Ohio county was poster child of voter fraud
by Michael F. Curtin
President Donald Trump cannot suppress a primal urge to fume over voter fraud.
Nearly everyone with expertise in elections, to say nothing of psychotherapy, sees emotional need shouting over the hard evidence.
To find widespread voter fraud, on the scale alleged by Trump, we need to turn back the clock a century or more.
There was no better place to find it than in Ohio. And here, no better place than in rural, southern Ohio – especially Adams County.
The 1890s marked the height of boss rule and machine politics in Ohio. In that era, the most common form of voter fraud was the outright buying and selling of votes. In the saloons and betting parlors of Cincinnati, Cleveland and Columbus, a man easily could pocket a few dollars by promising a precinct committeeman to vote the right way in an upcoming election.
The practice was open and widespread, and regularly denounced by civic reformers such as Washington Gladden of Columbus, Tom L. Johnson of Cleveland and Samuel M. Jones of Toledo.
As flagrant as vote-buying was in the big cities, on a percentage-of-the-electorate basis, it was far more extensive in the hardscrabble counties of southern Ohio, which were almost entirely white and agricultural.
The best-documented case of all is from November 1910 in Adams County, home of white burley tobacco. Following that election, 1,690 men – 26 percent of the voting population – were found guilty of buying and selling votes.
As early as 1885, the practice was flourishing. “So entrenched was the employment of boodle that Adams County electors regarded it as rightful compensation for time spent going to the polls,” wrote Genevieve B. Gist. Her study, “Progressive Reform in a Rural Community: The Adams County Vote Fraud Case,” appeared in the June 1961 edition of The Mississippi Valley Historical Review.
Before each election, the two political parties “determined by canvass the amount of money required to win an election, raised the sum, and then divided it among the electorate. In 1910 prices of votes ranged from a drink of whiskey to $25, the average being $8,” Gist wrote. “In the November election of that year an estimated $20,000 was spent in this manner.”
Party leaders occasionally attempted a truce to stop the practice, only to cave to pressure from expectant voters. Party leaders found themselves in a Catch-22, finding it difficult to recruit men willing to run for office “since a candidate had to pay into the party coffers a sum equal to a year’s salary to aid in financing the boodle,” Gist wrote.
Still lacking the vote, women active in the Women’s Christian Temperance Union began agitating for reform. They found a willing reformer in Adams County Common Pleas Judge Albion Z. Blair, who admitted past participation in the fraud.
On Dec. 13, 1910, Blair empaneled a special grand jury to examine the previous month’s election. He ordered the sheriff to post notices urging the guilty to come forward before arrest warrants were issued.
According to Gist, Blair knew many by name, and his method was informal.
“How about it, John, are you guilty?” he would ask.
“I reckon I am, judge.”
“All right, John, I’ll have to fine you $25, and you can’t vote anymore for five years. And I’ll just put a six-month’s workhouse sentence on top of that, but I won’t enforce it and I’ll suspend $20 of the fine as long as you behave.”
So it went. “The little village (of West Union) was overrun with penitents who came in one mighty procession,” hoping for leniency. One, a 70-year-old Civil War veteran, confessed: “I know it isn’t right, but this has been going on for so long that we no longer looked upon it as a crime.”
The spectacle attracted national attention, including a front-page story in the Christmas Day 1910 edition of The New York Times.

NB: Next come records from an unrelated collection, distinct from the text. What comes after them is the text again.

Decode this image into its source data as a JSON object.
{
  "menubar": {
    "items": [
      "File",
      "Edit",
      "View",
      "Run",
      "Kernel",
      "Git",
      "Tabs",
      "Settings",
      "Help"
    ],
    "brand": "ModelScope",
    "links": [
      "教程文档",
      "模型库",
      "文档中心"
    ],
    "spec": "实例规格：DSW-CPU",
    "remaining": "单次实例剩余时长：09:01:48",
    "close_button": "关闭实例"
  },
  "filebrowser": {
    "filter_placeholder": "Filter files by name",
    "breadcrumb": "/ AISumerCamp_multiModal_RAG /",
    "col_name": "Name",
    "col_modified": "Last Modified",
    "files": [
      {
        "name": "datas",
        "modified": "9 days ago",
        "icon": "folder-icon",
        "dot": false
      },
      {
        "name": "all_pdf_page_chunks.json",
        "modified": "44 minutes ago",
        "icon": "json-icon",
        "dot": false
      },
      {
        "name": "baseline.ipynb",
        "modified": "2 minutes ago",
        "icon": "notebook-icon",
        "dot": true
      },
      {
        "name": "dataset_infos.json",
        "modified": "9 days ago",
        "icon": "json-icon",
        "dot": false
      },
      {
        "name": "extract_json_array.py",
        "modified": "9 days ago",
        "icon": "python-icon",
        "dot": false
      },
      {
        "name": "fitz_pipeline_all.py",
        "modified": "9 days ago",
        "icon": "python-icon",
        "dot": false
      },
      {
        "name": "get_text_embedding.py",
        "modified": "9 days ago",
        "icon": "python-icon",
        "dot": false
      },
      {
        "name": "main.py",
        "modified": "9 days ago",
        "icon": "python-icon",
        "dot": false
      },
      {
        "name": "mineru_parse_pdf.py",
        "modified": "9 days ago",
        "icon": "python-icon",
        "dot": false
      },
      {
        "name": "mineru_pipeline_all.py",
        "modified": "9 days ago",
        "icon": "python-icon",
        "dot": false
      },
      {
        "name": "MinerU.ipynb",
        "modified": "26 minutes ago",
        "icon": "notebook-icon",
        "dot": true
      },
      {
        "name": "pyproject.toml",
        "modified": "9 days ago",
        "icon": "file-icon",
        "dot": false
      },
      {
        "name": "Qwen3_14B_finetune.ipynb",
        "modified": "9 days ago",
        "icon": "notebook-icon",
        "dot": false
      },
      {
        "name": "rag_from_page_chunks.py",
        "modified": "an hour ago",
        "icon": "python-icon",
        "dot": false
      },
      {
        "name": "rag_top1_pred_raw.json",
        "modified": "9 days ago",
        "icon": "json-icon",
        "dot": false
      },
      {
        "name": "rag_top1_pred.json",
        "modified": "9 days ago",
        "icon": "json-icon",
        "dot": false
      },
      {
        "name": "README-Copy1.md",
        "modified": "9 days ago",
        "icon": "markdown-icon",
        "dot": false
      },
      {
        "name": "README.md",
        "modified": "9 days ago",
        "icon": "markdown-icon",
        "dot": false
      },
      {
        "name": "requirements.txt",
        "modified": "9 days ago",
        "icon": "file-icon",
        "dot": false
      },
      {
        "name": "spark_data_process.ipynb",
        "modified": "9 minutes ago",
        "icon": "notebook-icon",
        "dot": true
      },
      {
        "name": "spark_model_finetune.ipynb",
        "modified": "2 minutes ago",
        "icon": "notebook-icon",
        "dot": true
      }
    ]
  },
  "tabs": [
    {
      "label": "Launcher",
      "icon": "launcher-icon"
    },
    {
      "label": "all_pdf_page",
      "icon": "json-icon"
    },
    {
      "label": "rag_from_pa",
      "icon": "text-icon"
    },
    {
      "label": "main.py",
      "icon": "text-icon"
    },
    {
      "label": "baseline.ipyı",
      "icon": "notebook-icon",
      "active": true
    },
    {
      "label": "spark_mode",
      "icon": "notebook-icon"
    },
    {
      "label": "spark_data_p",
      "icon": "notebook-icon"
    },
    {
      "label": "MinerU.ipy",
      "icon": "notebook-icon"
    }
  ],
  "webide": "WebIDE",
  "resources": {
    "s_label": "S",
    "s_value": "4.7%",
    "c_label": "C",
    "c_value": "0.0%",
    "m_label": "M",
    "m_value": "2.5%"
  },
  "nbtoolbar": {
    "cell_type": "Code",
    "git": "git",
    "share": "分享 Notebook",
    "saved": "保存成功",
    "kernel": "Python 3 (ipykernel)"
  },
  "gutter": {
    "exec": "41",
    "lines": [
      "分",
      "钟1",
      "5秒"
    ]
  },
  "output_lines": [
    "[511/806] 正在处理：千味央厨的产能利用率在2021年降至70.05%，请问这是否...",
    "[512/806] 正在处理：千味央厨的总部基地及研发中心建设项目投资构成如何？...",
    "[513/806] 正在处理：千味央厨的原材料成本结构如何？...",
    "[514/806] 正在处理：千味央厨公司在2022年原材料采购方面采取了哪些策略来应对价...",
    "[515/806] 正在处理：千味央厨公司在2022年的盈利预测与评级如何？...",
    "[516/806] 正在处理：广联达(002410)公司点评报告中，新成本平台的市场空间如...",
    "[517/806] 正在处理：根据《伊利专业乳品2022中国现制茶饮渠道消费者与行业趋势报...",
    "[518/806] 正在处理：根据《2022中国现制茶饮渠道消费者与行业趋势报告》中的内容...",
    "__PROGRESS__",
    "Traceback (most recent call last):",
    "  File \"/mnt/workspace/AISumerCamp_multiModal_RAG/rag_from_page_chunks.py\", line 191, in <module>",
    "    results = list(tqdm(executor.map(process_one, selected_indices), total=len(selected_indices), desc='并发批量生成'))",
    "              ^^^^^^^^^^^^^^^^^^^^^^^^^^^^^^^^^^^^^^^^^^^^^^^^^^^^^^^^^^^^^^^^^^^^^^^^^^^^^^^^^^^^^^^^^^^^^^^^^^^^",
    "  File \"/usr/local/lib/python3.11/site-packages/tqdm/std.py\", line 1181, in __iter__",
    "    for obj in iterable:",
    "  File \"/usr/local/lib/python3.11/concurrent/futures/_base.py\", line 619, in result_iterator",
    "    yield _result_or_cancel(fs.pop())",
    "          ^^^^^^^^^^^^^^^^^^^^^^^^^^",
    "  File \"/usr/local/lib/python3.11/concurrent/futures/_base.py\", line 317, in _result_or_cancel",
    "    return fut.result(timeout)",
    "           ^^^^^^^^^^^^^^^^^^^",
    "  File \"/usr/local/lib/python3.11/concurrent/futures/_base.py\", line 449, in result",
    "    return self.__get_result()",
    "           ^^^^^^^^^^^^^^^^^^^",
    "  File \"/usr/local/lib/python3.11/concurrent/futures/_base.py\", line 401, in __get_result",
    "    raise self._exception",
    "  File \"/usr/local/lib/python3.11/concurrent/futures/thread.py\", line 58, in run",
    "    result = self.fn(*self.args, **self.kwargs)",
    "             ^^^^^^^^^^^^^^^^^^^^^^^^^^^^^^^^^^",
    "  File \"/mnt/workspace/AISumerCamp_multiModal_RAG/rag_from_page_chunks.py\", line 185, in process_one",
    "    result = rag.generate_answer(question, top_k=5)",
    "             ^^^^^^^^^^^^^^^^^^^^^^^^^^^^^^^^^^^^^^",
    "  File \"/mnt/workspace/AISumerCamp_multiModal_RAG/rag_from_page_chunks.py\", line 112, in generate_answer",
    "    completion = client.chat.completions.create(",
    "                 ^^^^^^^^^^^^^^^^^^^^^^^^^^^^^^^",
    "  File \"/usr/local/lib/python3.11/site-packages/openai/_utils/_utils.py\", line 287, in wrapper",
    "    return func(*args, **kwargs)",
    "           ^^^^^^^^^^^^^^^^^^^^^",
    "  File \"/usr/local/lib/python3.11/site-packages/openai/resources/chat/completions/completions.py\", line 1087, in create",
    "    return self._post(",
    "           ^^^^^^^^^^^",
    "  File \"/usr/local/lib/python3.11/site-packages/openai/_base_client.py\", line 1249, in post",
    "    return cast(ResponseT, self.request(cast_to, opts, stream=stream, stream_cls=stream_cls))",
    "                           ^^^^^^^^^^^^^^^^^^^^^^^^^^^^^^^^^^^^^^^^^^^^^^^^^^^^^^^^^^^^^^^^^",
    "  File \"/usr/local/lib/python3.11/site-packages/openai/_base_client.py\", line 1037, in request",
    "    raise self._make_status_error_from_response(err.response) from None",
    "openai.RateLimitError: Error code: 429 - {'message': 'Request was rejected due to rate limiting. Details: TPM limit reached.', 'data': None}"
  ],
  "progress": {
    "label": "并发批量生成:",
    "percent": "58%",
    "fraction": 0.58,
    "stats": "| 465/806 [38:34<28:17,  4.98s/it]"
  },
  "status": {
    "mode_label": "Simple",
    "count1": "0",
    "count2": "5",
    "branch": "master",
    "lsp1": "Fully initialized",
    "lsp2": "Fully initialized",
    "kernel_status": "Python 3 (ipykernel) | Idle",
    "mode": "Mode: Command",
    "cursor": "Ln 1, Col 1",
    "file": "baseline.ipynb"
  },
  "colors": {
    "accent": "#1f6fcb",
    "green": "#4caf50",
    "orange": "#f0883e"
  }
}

Blair imposed tougher financial penalties on the affluent. Some appealed their five-year voting bans. But on March 7, 1911, the Ohio Supreme court upheld their constitutionality.
The November 1911 edition of McClure’s Magazine carried an article written by Blair: “Seventeen Hundred Rural Vote Sellers: How We Disenfranchised a Quarter of the Voting Population of Adams County, Ohio.”
Columbus native Michael F. Curtin is formerly a Democratic Representative (2012-2016) from the 17th Ohio House District (west and south sides of Columbus). He had a 38-year journalism career with the Columbus Dispatch, most devoted to coverage of local and state government and politics. Mr. Curtin is author of The Ohio Politics Almanac, first and second editions (KSU Press). Finally, he is a licensed umpire, Ohio High School Athletic Association (baseball and fastpitch softball).